Her crew eventually abandoned the ship with the help of US and allied forces in the Red Sea, including the carrier strike group, military helicopters from , and a French frigate. Twenty-one of the 22 crew members were rescued and airlifted to a United States Navy cruiser before being sent to Dwight D. Eisenhower for medical check-ups.
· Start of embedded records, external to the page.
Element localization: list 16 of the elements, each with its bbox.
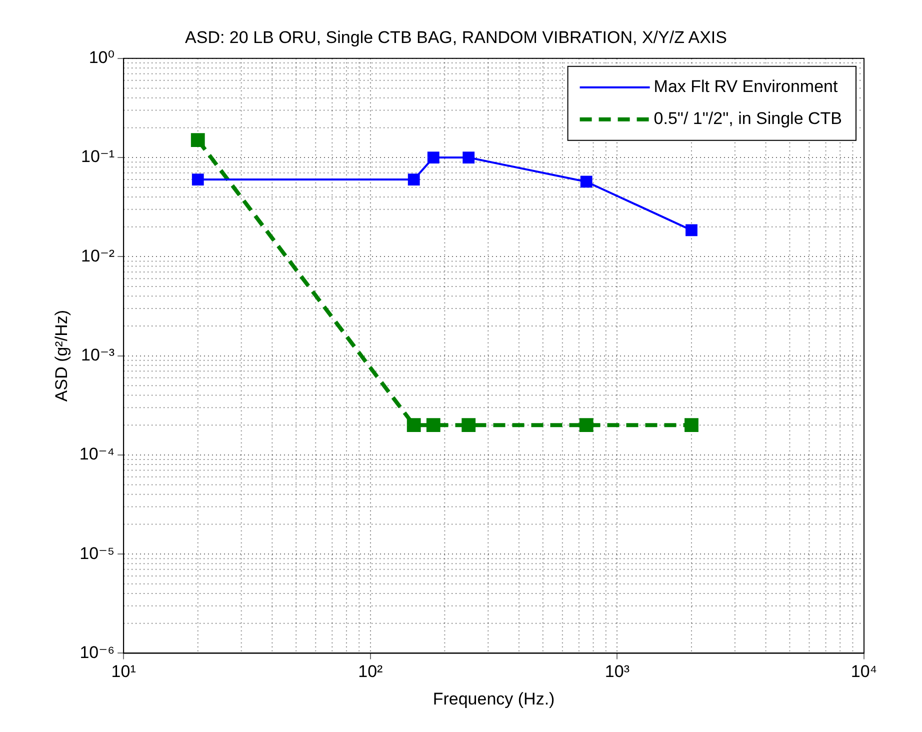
y-tick-label: 10⁻⁴ — [79, 444, 115, 464]
x-tick-label: 10³ — [604, 662, 630, 682]
y-tick-label: 10⁻⁵ — [80, 544, 115, 563]
y-tick-label: 10⁻³ — [81, 345, 115, 364]
y-tick-label: 10⁻² — [81, 246, 115, 266]
x-tick-label: 10⁴ — [850, 662, 878, 682]
y-tick-label: 10⁻¹ — [81, 147, 115, 166]
x-axis-title: Frequency (Hz.) — [432, 689, 555, 708]
y-tick-label: 10⁻⁶ — [80, 642, 115, 662]
chart-title: ASD: 20 LB ORU, Single CTB BAG, RANDOM VIBRATION, X/Y/Z AXIS — [185, 28, 727, 47]
y-axis-title: ASD (g²/Hz) — [52, 310, 71, 402]
legend-label: Max Flt RV Environment — [654, 77, 838, 96]
x-tick-label: 10¹ — [111, 662, 136, 682]
legend-label: 0.5"/ 1"/2", in Single CTB — [654, 109, 842, 128]
x-tick-label: 10² — [358, 662, 384, 682]
y-tick-label: 10⁰ — [88, 48, 115, 68]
Initial reports said that the crew would be evacuated to Djibouti. The Filipino crew members, who made up a majority of the crew, were then transported to the port of Manama, Bahrain before being taken via plane to Manila, Philippines. The Filipino crew member who remained missing was confirmed deceased by US official John Kirby on 18 June.

=== Sinking ===
On 18 June, the United Kingdom Maritime Trade Operations (UKMTO) reported that the ship likely sank overnight off the coast of Eritrea, at the coordinates of 14"19'N 041"14'E, after receiving reports of oil and debris in the ship's last position. On the morning of the following day, the UKMTO confirmed her sinking. She is the second ship to be sunken throughout the Red Sea crisis. On 21 June, the Houthis released footage of the Unmanned surface vehicle (USV) used in the attack, which they called the "Tufan" or "Flood".

== Aftermath ==
On 15 June, the United States conducted airstrikes against seven Houthi radar systems inside Yemen which allowed them to target vessels. The strikes were reportedly in response to the attacks on Tutor.

Also on that date, the Houthis claimed that the ship was at risk of sinking. US Central Command (CENTCOM) acknowledged severe flooding, with the vessel slowly taking in water. Two tugboats from the Tsavliris Salvage Group were deployed to recover the vessel. The salvage operation was abandoned following her sinking.

=== Reactions ===
White House spokesperson John Kirby called the attacks "terrorism" and called the Houthis claim to be supporting Gazans "meritless". He added that the crew member killed, along with another sailor injured during a separate attack on the Verbana, "weren't delivering arms to Israel, they weren't taking sides in the Middle East," and were just doing their jobs on the vessel.

The Department of Foreign Affairs of the Philippines condemned the attack and vowed to take steps to protect Filipino seafarers. It also called on the United Nations to protect seafarers' human rights. The Department of Migrant Workers held a meeting to discuss the safety of Filipino sailors and vowed to review its current policies. President Ferdinand Romualdez Marcos Jr. also stated that his government was doing everything it could to ensure the safety of the Tutors crew.

Several shipping organizations released a joint statement condemning the attacks and calling for further attacks to cease, including World Shipping Council, European Community Shipowners' Associations and Asian Shipowners' Association.